Dive Brief:
- Clinical labs and diagnostic manufacturers gave feedback on a slate of ideas in a CMS payment rule impacting clinical laboratory fee schedule (CLFS) rates for 2018. At issue is a section of a proposed rule impacting the Medicare physician fee schedule (PFS), Part B and other payment systems. CMS seeks to expand data collection to have "the broadest possible representation of the national laboratory market on which to base CLFS payment amounts."
- The American Clinical Lab Association, which has raised concern that payment rates are set artificially low because they are collected by a small number of laboratories, argued that CMS' proposals would do little to align payment for tests "that reflects private market rates."
- AdvaMedDx said it expects under the current plan, the highest cost services will see a cut in payments of 25% between 2017 and 2020, which it warned could hamper patient access. The lobby asked CMS to consider stopping rates from being cut until the agency's next data collection, noting that even if CMS makes changes in the final rule this year, rates are still scheduled to be reduced in 2019 and 2020.
Dive Insight:
In the draft rule issued July 27, CMS proposed to remove Medicare Advantage payments from determining if a lab received more than 50% of Medicare revenue from physician or lab fee services. It also sought feedback on using a 14x bill type to determine Medicare revenues, using CLIA certificates to define what an applicable laboratory is and reducing the minimum spending threshold for labs submitting data to $6,250, to potentially include more labs, or increasing it to $18,750 to reduce administrative burden.
CMS notes in the proposed rule that any changes to the low expenditure threshold could subject physician offices to "very significant administrative burden" without significant impact on payment rates "given that the weighted median of private payor rates is dominated by the laboratories with the largest test volume." But the agency acknowledged that some small labs may still want to submit data and asked for input on a $6,250 threshold.
ACLA says that it opposes increasing the low expenditure threshold, though does not oppose lowering the threshold. But it says that the decision should be moot because it argues that CMS does not have the statutory authority to prohibit laboratories from reporting information.
"CMS's prohibition does not appear in the statute, it is not inferable from the statute, and it is detrimental to achieving the goal of acquiring applicable information in the most efficient and effective manner possible. All laboratories that submit Medicare claims for services payable under the CLFS are subject to the rates developed using applicable information, and they should be permitted to report data even if they do not meet the low expenditure threshold," Julie Khani, president of ACLA, wrote.
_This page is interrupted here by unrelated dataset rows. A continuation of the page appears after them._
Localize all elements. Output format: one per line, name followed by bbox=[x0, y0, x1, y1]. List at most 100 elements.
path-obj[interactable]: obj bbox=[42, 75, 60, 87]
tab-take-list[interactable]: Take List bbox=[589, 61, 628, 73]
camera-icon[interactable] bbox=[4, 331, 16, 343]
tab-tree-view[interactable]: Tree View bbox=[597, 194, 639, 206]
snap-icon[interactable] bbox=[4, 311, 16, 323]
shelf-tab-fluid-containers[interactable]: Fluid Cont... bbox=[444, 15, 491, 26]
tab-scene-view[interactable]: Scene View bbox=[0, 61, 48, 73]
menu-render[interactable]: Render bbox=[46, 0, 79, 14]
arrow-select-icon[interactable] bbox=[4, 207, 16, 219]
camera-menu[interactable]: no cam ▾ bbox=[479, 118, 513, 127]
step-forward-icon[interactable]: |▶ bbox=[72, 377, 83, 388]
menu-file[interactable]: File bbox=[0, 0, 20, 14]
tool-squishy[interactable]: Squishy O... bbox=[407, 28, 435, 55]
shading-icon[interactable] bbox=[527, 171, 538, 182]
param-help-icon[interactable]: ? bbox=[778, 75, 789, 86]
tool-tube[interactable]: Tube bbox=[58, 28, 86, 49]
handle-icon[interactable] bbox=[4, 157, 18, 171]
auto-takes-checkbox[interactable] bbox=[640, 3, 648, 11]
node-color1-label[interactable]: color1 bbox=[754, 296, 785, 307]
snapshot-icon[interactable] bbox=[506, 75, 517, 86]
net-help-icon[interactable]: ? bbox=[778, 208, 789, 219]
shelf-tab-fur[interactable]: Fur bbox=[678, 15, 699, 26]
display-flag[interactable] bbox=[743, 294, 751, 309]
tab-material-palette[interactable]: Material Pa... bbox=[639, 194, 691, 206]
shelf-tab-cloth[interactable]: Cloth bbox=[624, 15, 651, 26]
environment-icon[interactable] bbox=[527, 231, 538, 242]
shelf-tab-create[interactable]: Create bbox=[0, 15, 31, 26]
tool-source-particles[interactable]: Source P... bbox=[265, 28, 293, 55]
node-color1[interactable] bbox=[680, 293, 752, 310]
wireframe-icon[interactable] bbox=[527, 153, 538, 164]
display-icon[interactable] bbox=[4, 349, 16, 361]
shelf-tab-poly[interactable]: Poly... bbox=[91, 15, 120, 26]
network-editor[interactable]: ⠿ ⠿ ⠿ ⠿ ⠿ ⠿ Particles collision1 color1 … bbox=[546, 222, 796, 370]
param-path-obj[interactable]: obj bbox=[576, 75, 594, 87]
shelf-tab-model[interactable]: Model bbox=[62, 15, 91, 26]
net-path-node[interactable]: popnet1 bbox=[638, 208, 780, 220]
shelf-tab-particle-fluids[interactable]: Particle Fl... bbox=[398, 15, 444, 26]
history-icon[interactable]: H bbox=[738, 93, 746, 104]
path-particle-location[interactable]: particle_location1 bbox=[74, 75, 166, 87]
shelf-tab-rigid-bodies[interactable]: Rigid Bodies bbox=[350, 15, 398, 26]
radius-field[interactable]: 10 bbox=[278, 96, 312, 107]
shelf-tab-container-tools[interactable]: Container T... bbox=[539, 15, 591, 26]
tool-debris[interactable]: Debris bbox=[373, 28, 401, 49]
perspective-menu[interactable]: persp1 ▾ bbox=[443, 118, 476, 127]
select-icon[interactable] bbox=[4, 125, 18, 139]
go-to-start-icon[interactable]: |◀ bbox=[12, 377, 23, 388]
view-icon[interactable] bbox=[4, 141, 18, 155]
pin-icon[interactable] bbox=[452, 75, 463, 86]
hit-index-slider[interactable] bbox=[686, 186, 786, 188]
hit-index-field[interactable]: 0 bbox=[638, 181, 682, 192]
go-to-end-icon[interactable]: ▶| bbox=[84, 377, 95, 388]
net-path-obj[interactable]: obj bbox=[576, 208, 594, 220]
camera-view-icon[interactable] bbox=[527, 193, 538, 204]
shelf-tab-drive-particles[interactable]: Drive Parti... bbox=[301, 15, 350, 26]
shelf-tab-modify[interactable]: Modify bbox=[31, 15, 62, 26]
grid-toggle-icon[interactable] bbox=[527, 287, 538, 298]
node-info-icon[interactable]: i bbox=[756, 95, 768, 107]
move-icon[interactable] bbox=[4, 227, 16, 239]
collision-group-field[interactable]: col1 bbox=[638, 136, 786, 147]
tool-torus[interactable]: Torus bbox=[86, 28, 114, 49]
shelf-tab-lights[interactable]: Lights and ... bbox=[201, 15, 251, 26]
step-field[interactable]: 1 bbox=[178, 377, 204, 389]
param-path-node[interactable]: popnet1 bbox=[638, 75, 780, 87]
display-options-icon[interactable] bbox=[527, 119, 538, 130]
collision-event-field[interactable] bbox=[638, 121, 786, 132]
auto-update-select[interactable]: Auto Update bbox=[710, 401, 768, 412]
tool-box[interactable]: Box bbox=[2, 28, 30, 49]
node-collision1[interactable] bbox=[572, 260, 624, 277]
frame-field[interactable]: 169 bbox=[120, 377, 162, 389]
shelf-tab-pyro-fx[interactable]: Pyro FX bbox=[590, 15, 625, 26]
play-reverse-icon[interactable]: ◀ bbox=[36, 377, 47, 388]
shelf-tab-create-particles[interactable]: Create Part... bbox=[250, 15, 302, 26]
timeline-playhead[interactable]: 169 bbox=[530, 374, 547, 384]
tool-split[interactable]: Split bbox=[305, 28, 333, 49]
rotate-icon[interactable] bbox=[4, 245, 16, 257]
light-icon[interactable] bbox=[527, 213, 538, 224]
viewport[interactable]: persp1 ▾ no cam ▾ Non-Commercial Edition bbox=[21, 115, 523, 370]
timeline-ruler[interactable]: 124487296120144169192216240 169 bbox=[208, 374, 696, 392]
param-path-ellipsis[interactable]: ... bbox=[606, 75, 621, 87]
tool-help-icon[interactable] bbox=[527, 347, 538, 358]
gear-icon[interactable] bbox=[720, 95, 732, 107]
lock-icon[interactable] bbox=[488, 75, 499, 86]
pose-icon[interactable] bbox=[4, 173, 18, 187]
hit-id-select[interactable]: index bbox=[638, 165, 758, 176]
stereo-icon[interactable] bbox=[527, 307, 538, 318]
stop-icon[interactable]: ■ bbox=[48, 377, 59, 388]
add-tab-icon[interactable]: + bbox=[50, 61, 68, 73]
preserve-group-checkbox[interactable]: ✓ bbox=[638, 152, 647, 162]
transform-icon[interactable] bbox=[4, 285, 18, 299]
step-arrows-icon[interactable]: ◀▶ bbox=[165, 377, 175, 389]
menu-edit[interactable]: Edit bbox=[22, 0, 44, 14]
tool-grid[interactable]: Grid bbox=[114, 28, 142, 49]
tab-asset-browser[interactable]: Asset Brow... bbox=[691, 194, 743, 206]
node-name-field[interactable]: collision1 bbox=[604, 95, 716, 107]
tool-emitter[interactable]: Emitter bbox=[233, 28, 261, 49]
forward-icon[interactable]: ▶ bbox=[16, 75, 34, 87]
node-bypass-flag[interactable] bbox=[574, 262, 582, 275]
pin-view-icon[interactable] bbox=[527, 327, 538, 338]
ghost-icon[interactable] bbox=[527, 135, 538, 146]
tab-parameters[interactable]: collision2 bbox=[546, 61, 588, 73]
ACLA sued HHS in December 2017 over the data collection from labs used to set Medicare reimbursement rates under the Protecting Access to Medicare Act. The group argued that the "vast majority the data collected by the Secretary was only collected from the nation's two largest, independent laboratories, which are located predominantly in large, urban areas, and have much lower cost structures."
These two labs would presumably be market giants Quest Diagnostics and LabCorp.
The lab group argues that HHS was aware the data being "cherry-picked" would reflect a lower cost and asked the court to direct HHS to withdraw or suspend its regulations and cease from implementing the new CLFS until revisions were made. It is still being litigated.